621.If an electoral region is not allocated a residual seat, the number of regional seats it has will just be one fifth of the next highest figure to the total number of regional seats which can be divided exactly by 5. In the example of 19 regional seats, the next highest number would 15, which when divided by 5 gives 3 regional seats.

Paragraph 10 – Orders in Council giving effect to Commission reports
Paragraph 10(1)

622.Recommendations of the Electoral Commission are put into effect by an Order in Council, made under the Parliamentary Constituencies Act 1986.

623.Where parts of the Order relate to parliamentary constituencies, and parts relate to Assembly regions, those parts can come into force on different dates.

Paragraph 10(2)

624.However, where an Order has come into force altering Assembly electoral regions, any constituency by-elections, or the filling of vacancies in regional seats will take place on the basis of the old electoral regions. Voters will only vote on the basis of the new electoral regions at the next general election.

Paragraph 11 – Interpretation: the regional electorate
Paragraph 11(1) to 11(3)

625.It is necessary for the Electoral Commission and the Boundary Committee to identify the regional electorate figure for each region, when they are considering whether there needs to be any alteration to the Assembly electoral regions to ensure the rules in paragraph 9 of this Schedule are still complied with.
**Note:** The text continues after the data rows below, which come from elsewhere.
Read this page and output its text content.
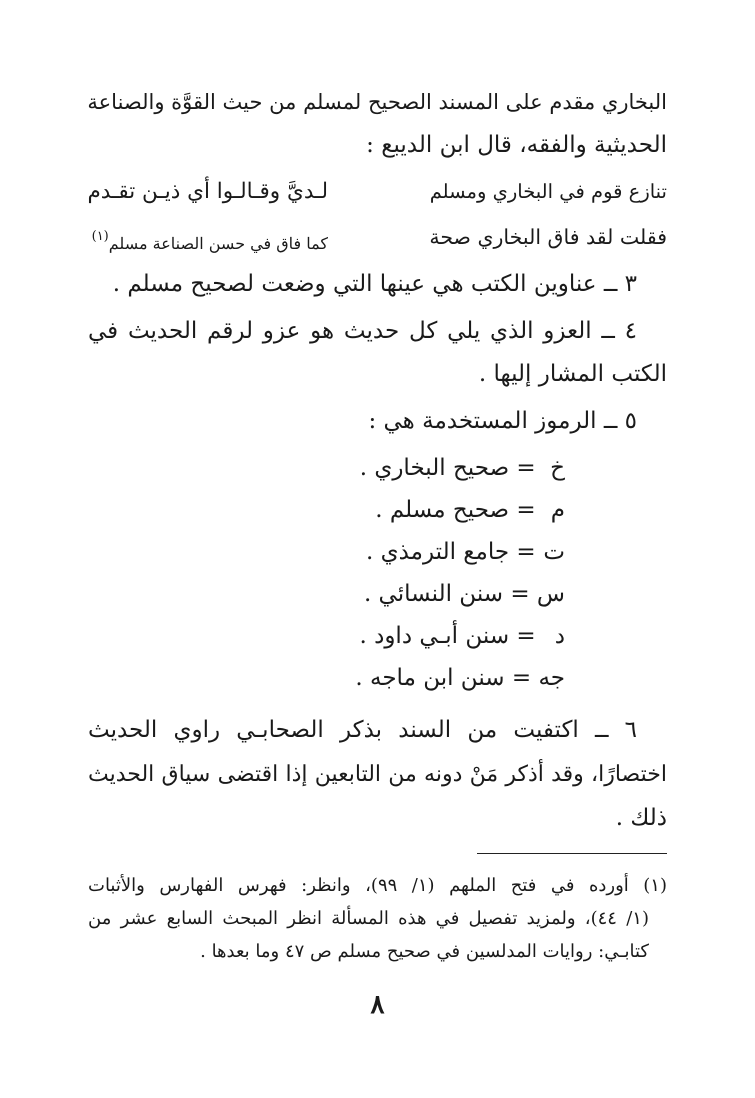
البخاري مقدم على المسند الصحيح لمسلم من حيث القوَّة والصناعة
الحديثية والفقه، قال ابن الديبع :
تنازع قوم في البخاري ومسلم
لـديَّ وقـالـوا أي ذيـن تقـدم
فقلت لقد فاق البخاري صحة
كما فاق في حسن الصناعة مسلم$^{(١)}$
٣ ــ عناوين الكتب هي عينها التي وضعت لصحيح مسلم .
٤ ــ العزو الذي يلي كل حديث هو عزو لرقم الحديث في
الكتب المشار إليها .
٥ ــ الرموز المستخدمة هي :
خ = صحيح البخاري .
م = صحيح مسلم .
ت = جامع الترمذي .
س = سنن النسائي .
د = سنن أبـي داود .
جه = سنن ابن ماجه .
٦ ــ اكتفيت من السند بذكر الصحابـي راوي الحديث
اختصارًا، وقد أذكر مَنْ دونه من التابعين إذا اقتضى سياق الحديث
ذلك .
(١) أورده في فتح الملهم (١/ ٩٩)، وانظر: فهرس الفهارس والأثبات
(١/ ٤٤)، ولمزيد تفصيل في هذه المسألة انظر المبحث السابع عشر من
كتابـي: روايات المدلسين في صحيح مسلم ص ٤٧ وما بعدها .
٨
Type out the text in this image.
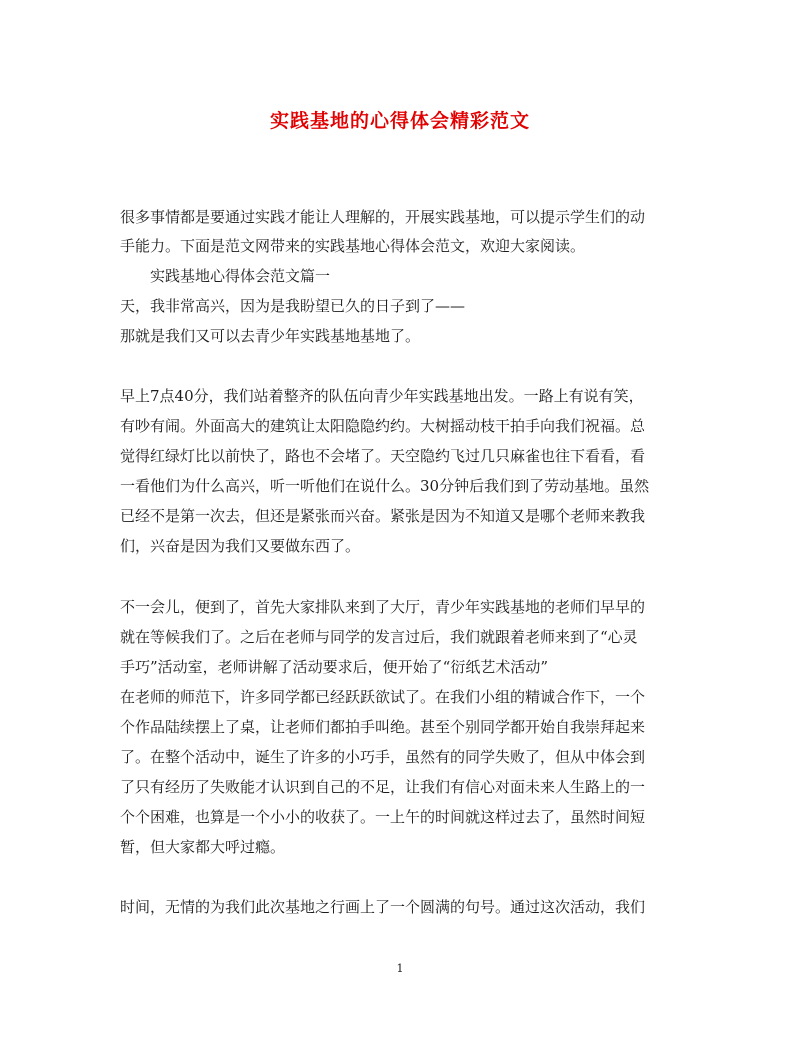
实践基地的心得体会精彩范文
很多事情都是要通过实践才能让人理解的，开展实践基地，可以提示学生们的动
手能力。下面是范文网带来的实践基地心得体会范文，欢迎大家阅读。
实践基地心得体会范文篇一
天，我非常高兴，因为是我盼望已久的日子到了——
那就是我们又可以去青少年实践基地基地了。
早上7点40分，我们站着整齐的队伍向青少年实践基地出发。一路上有说有笑，
有吵有闹。外面高大的建筑让太阳隐隐约约。大树摇动枝干拍手向我们祝福。总
觉得红绿灯比以前快了，路也不会堵了。天空隐约飞过几只麻雀也往下看看，看
一看他们为什么高兴，听一听他们在说什么。30分钟后我们到了劳动基地。虽然
已经不是第一次去，但还是紧张而兴奋。紧张是因为不知道又是哪个老师来教我
们，兴奋是因为我们又要做东西了。
不一会儿，便到了，首先大家排队来到了大厅，青少年实践基地的老师们早早的
就在等候我们了。之后在老师与同学的发言过后，我们就跟着老师来到了“心灵
手巧”活动室，老师讲解了活动要求后，便开始了“衍纸艺术活动”
在老师的师范下，许多同学都已经跃跃欲试了。在我们小组的精诚合作下，一个
个作品陆续摆上了桌，让老师们都拍手叫绝。甚至个别同学都开始自我崇拜起来
了。在整个活动中，诞生了许多的小巧手，虽然有的同学失败了，但从中体会到
了只有经历了失败能才认识到自己的不足，让我们有信心对面未来人生路上的一
个个困难，也算是一个小小的收获了。一上午的时间就这样过去了，虽然时间短
暂，但大家都大呼过瘾。
时间，无情的为我们此次基地之行画上了一个圆满的句号。通过这次活动，我们
1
626.This paragraph defines what the Commission and the Committee should take as the regional electorate figure.

627.For each Assembly electoral region, it is the total number of persons who are on a register of local government electors at addresses which fall within that Assembly electoral region, on a specific date.

628.The specific date (“the enumeration date” referred to in paragraph 11 (2)) is the date on which the notice appeared in the London Gazette, saying that the Electoral Commission intends to issue a report into parliamentary constituencies under the Parliamentary Constituencies Act 1986. The Electoral Commission has a duty to publish the notice under section 5 (1) of that Act.
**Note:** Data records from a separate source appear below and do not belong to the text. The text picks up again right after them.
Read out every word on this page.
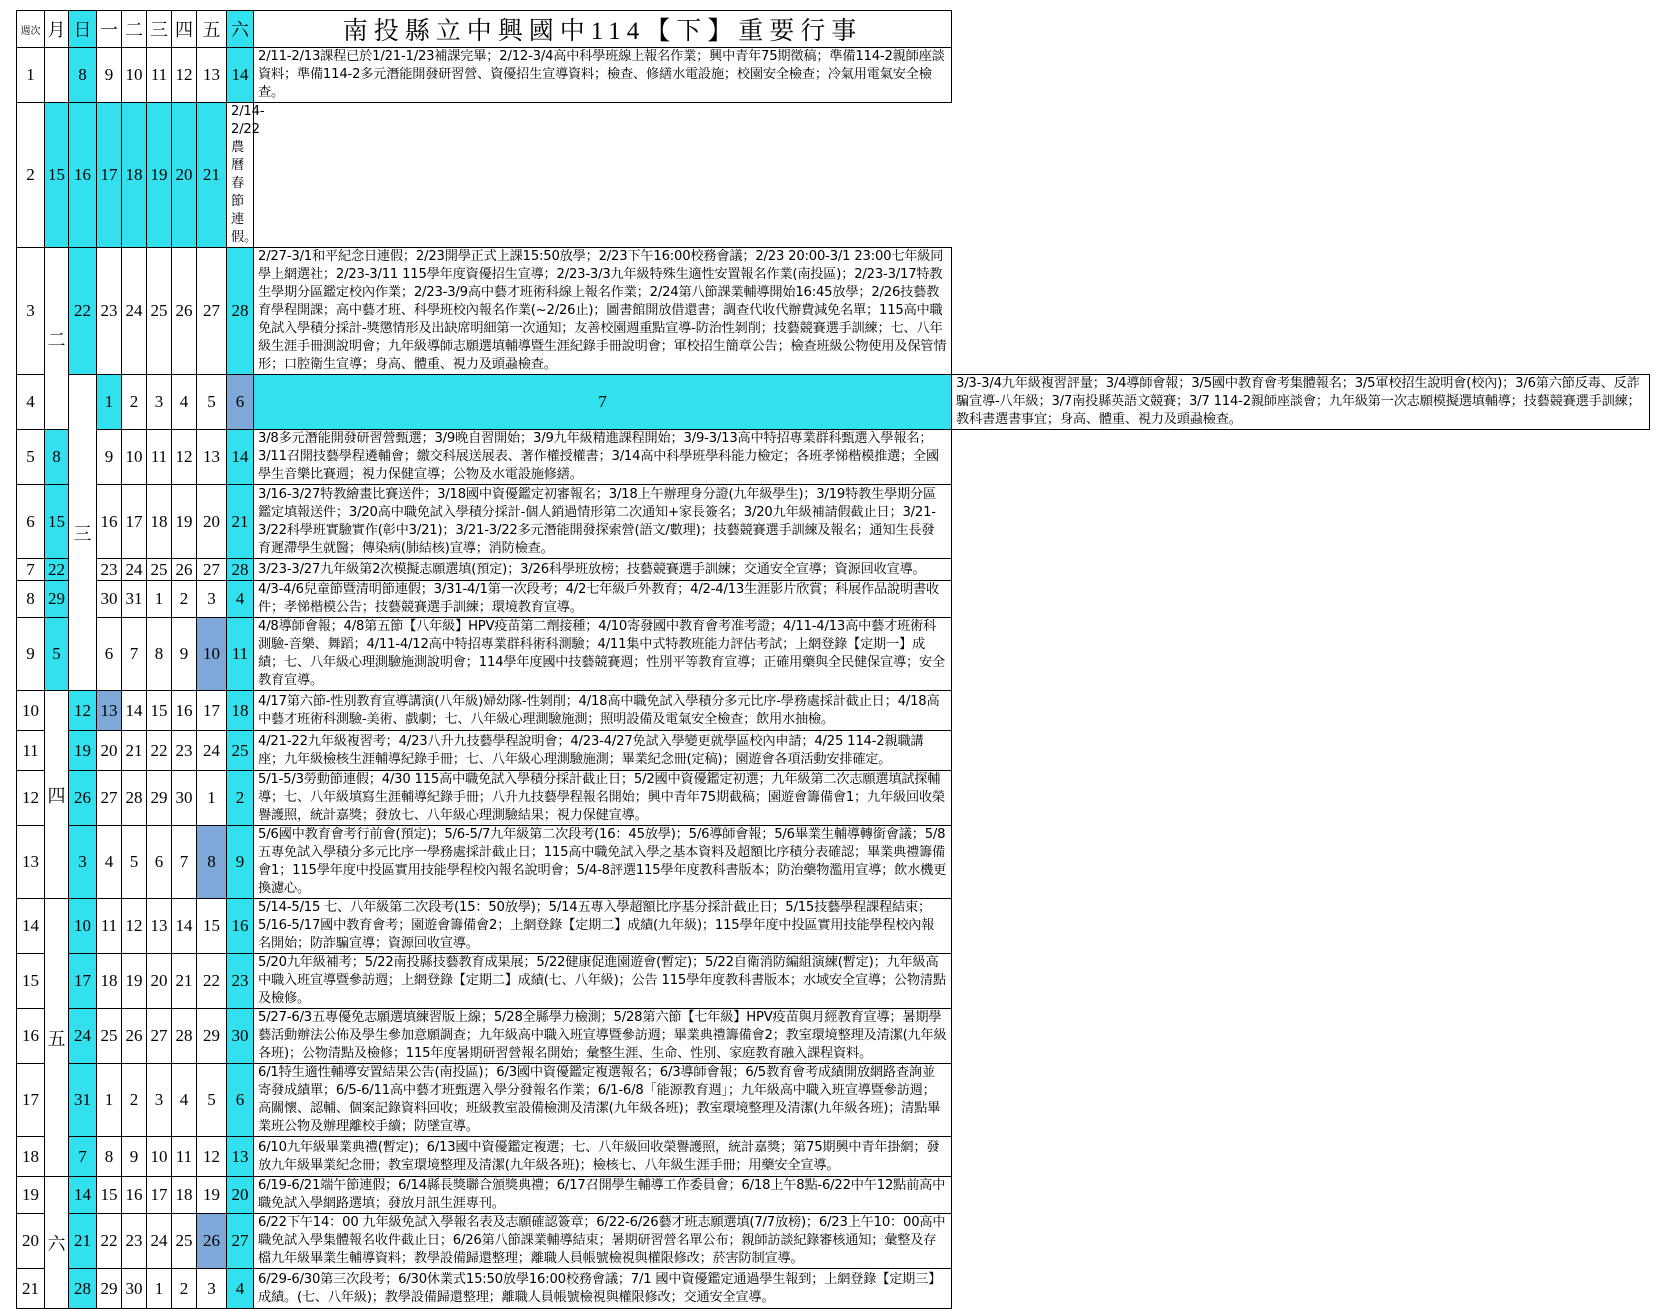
週次	月	日	一	二	三	四	五	六	南投縣立中興國中114【下】重要行事	
1		8	9	10	11	12	13	14	2/11-2/13課程已於1/21-1/23補課完畢；2/12-3/4高中科學班線上報名作業；興中青年75期徵稿；準備114-2親師座談資料；準備114-2多元潛能開發研習營、資優招生宣導資料；檢查、修繕水電設施；校園安全檢查；冷氣用電氣安全檢查。	
2	15	16	17	18	19	20	21	2/14-2/22農曆春節連假。		
3	二	22	23	24	25	26	27	28	2/27-3/1和平紀念日連假；2/23開學正式上課15:50放學；2/23下午16:00校務會議；2/23 20:00-3/1 23:00七年級同學上網選社；2/23-3/11 115學年度資優招生宣導；2/23-3/3九年級特殊生適性安置報名作業(南投區)；2/23-3/17特教生學期分區鑑定校內作業；2/23-3/9高中藝才班術科線上報名作業；2/24第八節課業輔導開始16:45放學；2/26技藝教育學程開課；高中藝才班、科學班校內報名作業(~2/26止)；圖書館開放借還書；調查代收代辦費減免名單；115高中職免試入學積分採計-獎懲情形及出缺席明細第一次通知；友善校園週重點宣導-防治性剝削；技藝競賽選手訓練；七、八年級生涯手冊測說明會；九年級導師志願選填輔導暨生涯紀錄手冊說明會；軍校招生簡章公告；檢查班級公物使用及保管情形；口腔衛生宣導；身高、體重、視力及頭蝨檢查。	
4		三	1	2	3	4	5	6	7	3/3-3/4九年級複習評量；3/4導師會報；3/5國中教育會考集體報名；3/5軍校招生說明會(校內)；3/6第六節反毒、反詐騙宣導-八年級；3/7南投縣英語文競賽；3/7 114-2親師座談會；九年級第一次志願模擬選填輔導；技藝競賽選手訓練；教科書選書事宜；身高、體重、視力及頭蝨檢查。
5	8		9	10	11	12	13	14	3/8多元潛能開發研習營甄選；3/9晚自習開始；3/9九年級精進課程開始；3/9-3/13高中特招專業群科甄選入學報名；3/11召開技藝學程遴輔會；繳交科展送展表、著作權授權書；3/14高中科學班學科能力檢定；各班孝悌楷模推選；全國學生音樂比賽週；視力保健宣導；公物及水電設施修繕。	
6	15		16	17	18	19	20	21	3/16-3/27特教繪畫比賽送件；3/18國中資優鑑定初審報名；3/18上午辦理身分證(九年級學生)；3/19特教生學期分區鑑定填報送件；3/20高中職免試入學積分採計-個人銷過情形第二次通知+家長簽名；3/20九年級補請假截止日；3/21-3/22科學班實驗實作(彰中3/21)；3/21-3/22多元潛能開發探索營(語文/數理)；技藝競賽選手訓練及報名；通知生長發育遲滯學生就醫；傳染病(肺結核)宣導；消防檢查。	
7	22		23	24	25	26	27	28	3/23-3/27九年級第2次模擬志願選填(預定)；3/26科學班放榜；技藝競賽選手訓練；交通安全宣導；資源回收宣導。	
8	29		30	31	1	2	3	4	4/3-4/6兒童節暨清明節連假；3/31-4/1第一次段考；4/2七年級戶外教育；4/2-4/13生涯影片欣賞；科展作品說明書收件；孝悌楷模公告；技藝競賽選手訓練；環境教育宣導。	
9	5		6	7	8	9	10	11	4/8導師會報；4/8第五節【八年級】HPV疫苗第二劑接種；4/10寄發國中教育會考准考證；4/11-4/13高中藝才班術科測驗-音樂、舞蹈；4/11-4/12高中特招專業群科術科測驗；4/11集中式特教班能力評估考試；上網登錄【定期一】成績；七、八年級心理測驗施測說明會；114學年度國中技藝競賽週；性別平等教育宣導；正確用藥與全民健保宣導；安全教育宣導。	
10	四	12	13	14	15	16	17	18	4/17第六節-性別教育宣導講演(八年級)婦幼隊-性剝削；4/18高中職免試入學積分多元比序-學務處採計截止日；4/18高中藝才班術科測驗-美術、戲劇；七、八年級心理測驗施測；照明設備及電氣安全檢查；飲用水抽檢。	
11		19	20	21	22	23	24	25	4/21-22九年級複習考；4/23八升九技藝學程說明會；4/23-4/27免試入學變更就學區校內申請；4/25 114-2親職講座；九年級檢核生涯輔導紀錄手冊；七、八年級心理測驗施測；畢業紀念冊(定稿)；園遊會各項活動安排確定。	
12		26	27	28	29	30	1	2	5/1-5/3勞動節連假；4/30 115高中職免試入學積分採計截止日；5/2國中資優鑑定初選；九年級第二次志願選填試探輔導；七、八年級填寫生涯輔導紀錄手冊；八升九技藝學程報名開始；興中青年75期截稿；園遊會籌備會1；九年級回收榮譽護照，統計嘉獎；發放七、八年級心理測驗結果；視力保健宣導。	
13		3	4	5	6	7	8	9	5/6國中教育會考行前會(預定)；5/6-5/7九年級第二次段考(16：45放學)；5/6導師會報；5/6畢業生輔導轉銜會議；5/8五專免試入學積分多元比序一學務處採計截止日；115高中職免試入學之基本資料及超額比序積分表確認；畢業典禮籌備會1；115學年度中投區實用技能學程校內報名說明會；5/4-8評選115學年度教科書版本；防治藥物濫用宣導；飲水機更換濾心。	
14	五	10	11	12	13	14	15	16	5/14-5/15 七、八年級第二次段考(15：50放學)；5/14五專入學超額比序基分採計截止日；5/15技藝學程課程結束；5/16-5/17國中教育會考；園遊會籌備會2；上網登錄【定期二】成績(九年級)；115學年度中投區實用技能學程校內報名開始；防詐騙宣導；資源回收宣導。	
15		17	18	19	20	21	22	23	5/20九年級補考；5/22南投縣技藝教育成果展；5/22健康促進園遊會(暫定)；5/22自衛消防編組演練(暫定)；九年級高中職入班宣導暨參訪週；上網登錄【定期二】成績(七、八年級)；公告 115學年度教科書版本；水域安全宣導；公物清點及檢修。	
16		24	25	26	27	28	29	30	5/27-6/3五專優免志願選填練習版上線；5/28全縣學力檢測；5/28第六節【七年級】HPV疫苗與月經教育宣導；暑期學藝活動辦法公佈及學生參加意願調查；九年級高中職入班宣導暨參訪週；畢業典禮籌備會2；教室環境整理及清潔(九年級各班)；公物清點及檢修；115年度暑期研習營報名開始；彙整生涯、生命、性別、家庭教育融入課程資料。	
17		31	1	2	3	4	5	6	6/1特生適性輔導安置結果公告(南投區)；6/3國中資優鑑定複選報名；6/3導師會報；6/5教育會考成績開放網路查詢並寄發成績單；6/5-6/11高中藝才班甄選入學分發報名作業；6/1-6/8「能源教育週」；九年級高中職入班宣導暨參訪週；高關懷、認輔、個案記錄資料回收；班級教室設備檢測及清潔(九年級各班)；教室環境整理及清潔(九年級各班)；清點畢業班公物及辦理離校手續；防墜宣導。	
18		7	8	9	10	11	12	13	6/10九年級畢業典禮(暫定)；6/13國中資優鑑定複選；七、八年級回收榮譽護照，統計嘉獎；第75期興中青年掛網；發放九年級畢業紀念冊；教室環境整理及清潔(九年級各班)；檢核七、八年級生涯手冊；用藥安全宣導。	
19	六	14	15	16	17	18	19	20	6/19-6/21端午節連假；6/14縣長獎聯合頒獎典禮；6/17召開學生輔導工作委員會；6/18上午8點-6/22中午12點前高中職免試入學網路選填；發放月訊生涯專刊。	
20		21	22	23	24	25	26	27	6/22下午14：00 九年級免試入學報名表及志願確認簽章；6/22-6/26藝才班志願選填(7/7放榜)；6/23上午10：00高中職免試入學集體報名收件截止日；6/26第八節課業輔導結束；暑期研習營名單公布；親師訪談紀錄審核通知；彙整及存檔九年級畢業生輔導資料；教學設備歸還整理；離職人員帳號檢視與權限修改；菸害防制宣導。	
21		28	29	30	1	2	3	4	6/29-6/30第三次段考；6/30休業式15:50放學16:00校務會議；7/1 國中資優鑑定通過學生報到；上網登錄【定期三】成績。(七、八年級)；教學設備歸還整理；離職人員帳號檢視與權限修改；交通安全宣導。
Paragraph 12: Interpretation: general
Paragraph 12

629.When this Schedule refers to ”the Assembly electoral region issue”, it means the question the Boundary Committee are obliged to consider as to whether any recommendations they are making about alterations to parliamentary constituencies require any alterations to Assembly electoral regions, or to the allocation of Assembly regional seats.

630.There is a clarification of the meaning which should be given to the phrase “recommendation” in this Schedule. It can mean both a recommendation that an alteration is made, and a recommendation that no alteration is made, unless it is clear from the context in which it is used that it only means a recommendation that an alteration be made.

631.The effect of this clarification means that, for example, in paragraph 3 (2) (a) of this Schedule “recommendation” would include both a recommendation for a

  • change to an Assembly electoral region, and a recommendation for no change to an electoral region.

632.In contrast, when paragraph 3 (2) (b) refers to “a copy of the recommendations” being open to inspection, it is clear from the first part of that sub-paragraph that “recommendations” is only intended to refer to those recommendations which are for a change to an electoral region.

Schedule 2: Assembly Commission

633.Schedule 2 makes further detailed provision about the National Assembly for Wales Commission (“the Assembly Commission”), which is established by Section 27. This Schedule covers the membership, property, staff, powers, duties, proceedings and status of the Assembly Commission.

634.The Schedule applies the principles of sustainable development, equality of opportunity and equal treatment of the English and Welsh languages to the exercise of the Assembly Commission’s functions. It also provides a power for the Assembly Commission to promote public awareness of the current or pending system of devolved government in Wales, and the system for the election of Assembly members.